Karthak Unni, 15, also of Hyderabad, is another who felt the Spirit. “I did not know it was the Spirit I was feeling,” he says, “but I felt so happy.” The elders who were teaching him explained those feelings to Karthak. “Whenever they came to my home I felt so happy. And whenever I read the Book of Mormon I feel really great about it.”
A language of love
In the city of Bangalore the Roshan family was introduced to the gospel through an uncle. At the time, Rakesh, 18, or “Rocky” as everyone calls him, was the only family member to be baptized. He wasn’t serious at first, but as he attended church, read the scriptures, and heard the testimonies of others, he gained a testimony of his own. After his baptism, however, Rocky became somewhat inactive and the elders began to visit the family regularly again. This led to the baptism of Rocky’s older brother, Dinesh, whose example of faithfulness and love not only led Rocky back into activity, but led their parents to the waters of baptism also.

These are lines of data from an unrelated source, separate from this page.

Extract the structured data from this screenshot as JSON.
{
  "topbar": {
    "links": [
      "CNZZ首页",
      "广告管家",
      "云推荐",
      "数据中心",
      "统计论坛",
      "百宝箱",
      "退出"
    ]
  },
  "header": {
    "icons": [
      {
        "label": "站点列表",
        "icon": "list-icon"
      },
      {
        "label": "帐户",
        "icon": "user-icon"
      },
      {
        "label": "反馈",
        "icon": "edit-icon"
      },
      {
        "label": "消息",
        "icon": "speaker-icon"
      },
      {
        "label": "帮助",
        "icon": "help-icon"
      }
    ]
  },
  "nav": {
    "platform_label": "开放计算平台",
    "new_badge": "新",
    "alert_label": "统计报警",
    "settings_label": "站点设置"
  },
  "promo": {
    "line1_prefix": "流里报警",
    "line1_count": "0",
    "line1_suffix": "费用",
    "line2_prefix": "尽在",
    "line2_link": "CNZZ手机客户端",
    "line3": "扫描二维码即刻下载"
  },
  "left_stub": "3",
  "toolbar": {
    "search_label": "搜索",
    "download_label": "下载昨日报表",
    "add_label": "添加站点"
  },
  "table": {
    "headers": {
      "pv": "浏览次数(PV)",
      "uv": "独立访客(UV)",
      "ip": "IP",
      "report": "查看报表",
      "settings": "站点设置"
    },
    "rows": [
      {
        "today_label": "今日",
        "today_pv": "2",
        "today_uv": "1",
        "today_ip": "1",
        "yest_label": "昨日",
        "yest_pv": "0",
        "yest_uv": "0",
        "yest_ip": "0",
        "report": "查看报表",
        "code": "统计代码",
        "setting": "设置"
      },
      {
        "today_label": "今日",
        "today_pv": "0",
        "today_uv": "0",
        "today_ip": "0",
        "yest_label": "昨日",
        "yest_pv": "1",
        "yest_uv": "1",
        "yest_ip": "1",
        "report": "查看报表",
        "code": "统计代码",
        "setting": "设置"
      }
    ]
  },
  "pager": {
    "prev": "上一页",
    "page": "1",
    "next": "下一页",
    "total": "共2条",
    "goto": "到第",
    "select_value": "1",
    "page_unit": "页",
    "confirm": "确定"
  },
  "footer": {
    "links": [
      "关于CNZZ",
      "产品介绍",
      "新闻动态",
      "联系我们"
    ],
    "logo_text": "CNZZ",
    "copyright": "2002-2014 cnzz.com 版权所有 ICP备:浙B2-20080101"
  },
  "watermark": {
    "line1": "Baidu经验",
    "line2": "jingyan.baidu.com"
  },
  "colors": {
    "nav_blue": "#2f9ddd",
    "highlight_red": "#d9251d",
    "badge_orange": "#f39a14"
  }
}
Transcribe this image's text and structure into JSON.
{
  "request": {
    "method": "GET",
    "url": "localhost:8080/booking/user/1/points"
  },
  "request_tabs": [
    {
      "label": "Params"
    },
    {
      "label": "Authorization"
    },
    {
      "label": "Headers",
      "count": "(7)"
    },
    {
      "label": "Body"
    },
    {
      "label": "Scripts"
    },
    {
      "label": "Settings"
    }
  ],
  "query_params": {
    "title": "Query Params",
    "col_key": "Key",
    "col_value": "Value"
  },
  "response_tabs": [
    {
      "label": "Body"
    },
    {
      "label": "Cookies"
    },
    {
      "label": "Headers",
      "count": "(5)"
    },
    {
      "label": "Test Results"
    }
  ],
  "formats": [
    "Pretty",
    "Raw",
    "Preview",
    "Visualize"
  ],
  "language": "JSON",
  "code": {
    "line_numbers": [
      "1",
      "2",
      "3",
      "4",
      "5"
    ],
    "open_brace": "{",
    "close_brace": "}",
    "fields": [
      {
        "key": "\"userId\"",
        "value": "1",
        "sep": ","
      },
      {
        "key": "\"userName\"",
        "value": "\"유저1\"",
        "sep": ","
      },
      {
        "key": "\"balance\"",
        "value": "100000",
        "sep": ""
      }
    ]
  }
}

Then there’s the powerful example of love shown in the Bangalore Second Branch, where a large part of the congregation is deaf. Using yet another language—sign language learned from welfare service missionaries—several young hearing sisters take turns interpreting the services for the deaf. But it doesn’t stop there. Many of the hearing members of the branch have taken it upon themselves to learn at least some sign language. And so, before and after meetings there are the usual happy greetings and conversations you find in any Latter-day Saint congregation. But here, many of them are silent, as the language of the Spirit overcomes physical communication barriers.
With so many people and languages and religions, India is a richly complex society. But among the Latter-day Saints there, a Church member from anywhere else in the world would feel right at home. Because we have a common language.